The papal visit to Israel this year was yet another chance for Netanyahu to reiterate:
[The Pope’s] visit here is an opportunity to show the world the true Israel, the advanced, modern and tolerant Israel, in effect, the only country in the Middle East that ensures complete freedom of worship to those of all faiths, guards the holy places and ensures the rights of all – Jews, Muslims, Christians, everybody.
Of course, that tolerant paradise is not quite the reality we live in. The daily reality that the occupation brings to the Old City of Jerusalem is not that of free men of different religions who have unhindered access to their holy places; it is a reality of structured conflict between occupiers and the occupied. First off, there are the more than 2 million West Bank Palestinians living under Israeli military rule who need special permits to even enter Jerusalem, permits that we know are handed out sparingly at best.

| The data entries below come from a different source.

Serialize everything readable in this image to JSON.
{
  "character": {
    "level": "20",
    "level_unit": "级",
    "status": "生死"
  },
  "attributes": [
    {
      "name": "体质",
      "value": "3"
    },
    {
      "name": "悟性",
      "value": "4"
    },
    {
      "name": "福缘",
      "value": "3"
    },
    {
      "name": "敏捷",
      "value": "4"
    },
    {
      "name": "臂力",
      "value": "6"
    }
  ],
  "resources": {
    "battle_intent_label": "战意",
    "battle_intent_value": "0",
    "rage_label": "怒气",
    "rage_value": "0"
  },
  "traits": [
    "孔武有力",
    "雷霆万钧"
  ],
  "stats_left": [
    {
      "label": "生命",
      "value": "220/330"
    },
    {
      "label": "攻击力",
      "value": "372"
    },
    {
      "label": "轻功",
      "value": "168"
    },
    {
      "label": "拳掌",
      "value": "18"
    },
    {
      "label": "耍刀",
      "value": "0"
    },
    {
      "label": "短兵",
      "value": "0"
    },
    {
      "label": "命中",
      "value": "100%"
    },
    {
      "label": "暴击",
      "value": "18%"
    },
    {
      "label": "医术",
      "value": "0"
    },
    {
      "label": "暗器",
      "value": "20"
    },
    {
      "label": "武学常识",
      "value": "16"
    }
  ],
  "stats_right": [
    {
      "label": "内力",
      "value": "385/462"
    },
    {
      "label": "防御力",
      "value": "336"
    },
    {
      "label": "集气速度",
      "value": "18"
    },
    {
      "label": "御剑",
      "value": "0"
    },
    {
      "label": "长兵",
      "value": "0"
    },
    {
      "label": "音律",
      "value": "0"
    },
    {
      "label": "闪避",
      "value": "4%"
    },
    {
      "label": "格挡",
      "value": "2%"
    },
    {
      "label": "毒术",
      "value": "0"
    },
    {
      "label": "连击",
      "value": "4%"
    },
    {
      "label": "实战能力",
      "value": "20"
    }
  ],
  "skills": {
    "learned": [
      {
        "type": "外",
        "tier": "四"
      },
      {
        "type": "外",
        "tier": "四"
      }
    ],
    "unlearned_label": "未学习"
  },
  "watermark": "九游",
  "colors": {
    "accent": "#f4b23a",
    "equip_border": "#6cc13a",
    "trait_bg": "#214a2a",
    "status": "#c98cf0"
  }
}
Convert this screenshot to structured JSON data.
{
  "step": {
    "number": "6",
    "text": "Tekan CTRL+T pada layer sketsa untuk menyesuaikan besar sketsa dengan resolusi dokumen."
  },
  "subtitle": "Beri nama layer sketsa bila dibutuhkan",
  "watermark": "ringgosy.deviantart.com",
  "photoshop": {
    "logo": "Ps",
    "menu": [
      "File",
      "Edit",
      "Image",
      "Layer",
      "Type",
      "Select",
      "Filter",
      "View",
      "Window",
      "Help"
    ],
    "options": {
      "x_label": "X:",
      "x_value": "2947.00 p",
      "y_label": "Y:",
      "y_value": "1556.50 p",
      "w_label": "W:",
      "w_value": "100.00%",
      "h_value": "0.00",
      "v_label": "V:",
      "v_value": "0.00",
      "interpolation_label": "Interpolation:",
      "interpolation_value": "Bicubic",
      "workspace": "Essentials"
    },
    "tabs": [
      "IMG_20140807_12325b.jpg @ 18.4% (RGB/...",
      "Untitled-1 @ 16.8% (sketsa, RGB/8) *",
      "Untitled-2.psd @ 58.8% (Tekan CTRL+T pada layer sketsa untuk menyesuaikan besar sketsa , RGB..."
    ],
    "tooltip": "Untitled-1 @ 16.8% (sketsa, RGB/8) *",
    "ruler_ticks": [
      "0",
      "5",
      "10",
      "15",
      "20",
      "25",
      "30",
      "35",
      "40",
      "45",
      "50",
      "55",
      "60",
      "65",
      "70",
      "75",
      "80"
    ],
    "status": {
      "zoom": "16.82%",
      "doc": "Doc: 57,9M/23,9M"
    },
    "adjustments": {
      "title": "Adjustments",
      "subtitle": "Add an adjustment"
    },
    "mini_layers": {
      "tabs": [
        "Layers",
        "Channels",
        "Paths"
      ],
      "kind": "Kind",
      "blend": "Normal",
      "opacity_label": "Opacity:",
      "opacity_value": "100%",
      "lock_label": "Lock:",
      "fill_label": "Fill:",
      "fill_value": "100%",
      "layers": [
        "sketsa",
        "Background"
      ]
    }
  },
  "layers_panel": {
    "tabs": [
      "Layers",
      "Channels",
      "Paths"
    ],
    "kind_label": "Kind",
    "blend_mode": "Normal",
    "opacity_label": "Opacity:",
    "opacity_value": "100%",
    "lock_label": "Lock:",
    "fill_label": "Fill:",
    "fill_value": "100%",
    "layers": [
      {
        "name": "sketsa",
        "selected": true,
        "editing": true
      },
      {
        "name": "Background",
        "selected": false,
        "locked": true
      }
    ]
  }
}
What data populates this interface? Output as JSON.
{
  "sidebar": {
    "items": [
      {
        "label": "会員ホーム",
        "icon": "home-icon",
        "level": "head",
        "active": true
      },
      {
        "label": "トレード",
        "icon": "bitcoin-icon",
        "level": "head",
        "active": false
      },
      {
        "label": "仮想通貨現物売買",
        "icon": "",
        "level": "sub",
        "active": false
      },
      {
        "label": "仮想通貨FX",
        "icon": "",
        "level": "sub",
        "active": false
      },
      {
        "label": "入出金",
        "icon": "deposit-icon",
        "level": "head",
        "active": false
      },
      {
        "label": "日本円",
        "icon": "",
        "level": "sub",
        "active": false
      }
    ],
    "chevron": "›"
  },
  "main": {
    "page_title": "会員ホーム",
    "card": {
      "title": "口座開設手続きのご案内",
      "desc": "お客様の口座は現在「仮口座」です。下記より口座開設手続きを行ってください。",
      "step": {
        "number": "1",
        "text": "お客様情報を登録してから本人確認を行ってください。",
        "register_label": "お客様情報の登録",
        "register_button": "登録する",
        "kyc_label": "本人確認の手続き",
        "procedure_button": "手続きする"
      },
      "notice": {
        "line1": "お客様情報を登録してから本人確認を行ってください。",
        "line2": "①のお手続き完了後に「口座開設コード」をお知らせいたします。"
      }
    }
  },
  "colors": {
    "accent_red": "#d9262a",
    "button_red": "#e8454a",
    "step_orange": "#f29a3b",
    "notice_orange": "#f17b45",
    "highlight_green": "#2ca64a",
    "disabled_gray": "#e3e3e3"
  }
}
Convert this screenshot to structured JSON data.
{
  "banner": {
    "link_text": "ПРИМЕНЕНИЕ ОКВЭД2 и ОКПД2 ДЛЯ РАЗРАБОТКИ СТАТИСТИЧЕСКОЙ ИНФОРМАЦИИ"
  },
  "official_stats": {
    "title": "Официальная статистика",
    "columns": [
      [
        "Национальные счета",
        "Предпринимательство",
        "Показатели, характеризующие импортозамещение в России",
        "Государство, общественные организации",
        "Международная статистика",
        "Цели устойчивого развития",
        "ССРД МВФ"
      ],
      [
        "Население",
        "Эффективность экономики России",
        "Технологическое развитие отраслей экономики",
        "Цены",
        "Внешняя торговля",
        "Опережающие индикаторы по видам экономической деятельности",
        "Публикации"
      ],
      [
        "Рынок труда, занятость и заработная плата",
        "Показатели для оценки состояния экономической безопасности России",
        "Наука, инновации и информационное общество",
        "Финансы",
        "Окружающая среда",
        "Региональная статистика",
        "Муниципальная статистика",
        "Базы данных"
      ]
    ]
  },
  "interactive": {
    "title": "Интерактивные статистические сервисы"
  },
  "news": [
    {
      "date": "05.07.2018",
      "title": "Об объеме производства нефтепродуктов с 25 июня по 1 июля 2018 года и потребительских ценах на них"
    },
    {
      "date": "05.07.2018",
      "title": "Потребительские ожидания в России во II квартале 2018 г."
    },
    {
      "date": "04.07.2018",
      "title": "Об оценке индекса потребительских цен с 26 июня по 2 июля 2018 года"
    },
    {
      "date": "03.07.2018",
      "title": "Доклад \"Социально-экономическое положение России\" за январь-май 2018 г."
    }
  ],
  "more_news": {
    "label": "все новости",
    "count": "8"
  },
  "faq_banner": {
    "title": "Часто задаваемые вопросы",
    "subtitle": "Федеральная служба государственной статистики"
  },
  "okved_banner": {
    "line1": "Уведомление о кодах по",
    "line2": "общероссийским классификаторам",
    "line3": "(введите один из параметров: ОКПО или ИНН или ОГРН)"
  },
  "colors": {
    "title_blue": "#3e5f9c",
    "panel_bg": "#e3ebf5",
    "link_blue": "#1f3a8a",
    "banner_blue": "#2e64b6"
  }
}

However, even for Palestinian residents of Jerusalem itself, access to the Aqsa compound is not guaranteed: it is regularly restricted according to the whims of Israeli authorities. During the recent Rosh Hashana holiday, for example, Israeli police prevented Muslim men under the age of 50 from entering the compound; while flocks of Jewish worshipers flooded toward the Western Wall, Muslim worshipers stood facing down a wall of police separating them from the mosque.
It’s not only during Jewish holidays that Israel restricts Muslim worshipers’ access to the Aqsa Mosque — it does the same during Muslim holidays, too. The excuse, as always, is security. It’s a viscous circle in which tens of thousands of people are prevented from accessing their holy sites out of fear of riots, which is ironic considering the hindering of freedom of worship itself feeds the feelings of anger that Israel fears so much.
Meanwhile, Jewish politicians and public figures make provocative visits to the Temple Mount from time to time to demand that Israeli sovereignty be exercised upon it. And that happens despite the traditional prohibition against Jews entering the Temple Mount compound for halachic reasons. That’s just how it is, it seems, when the man in charge of the two relevant government portfolios — the Religious Services Ministry and Jerusalem (and Diaspora) Affairs Ministry — is the same man who has already declared his intention to increase the Jewish presence on the Temple Mount.
But of course it’s not only religious interests at play here. A short refresher course in the not-so-distant and bloody history of the conflict can remind us all how that is bound to end.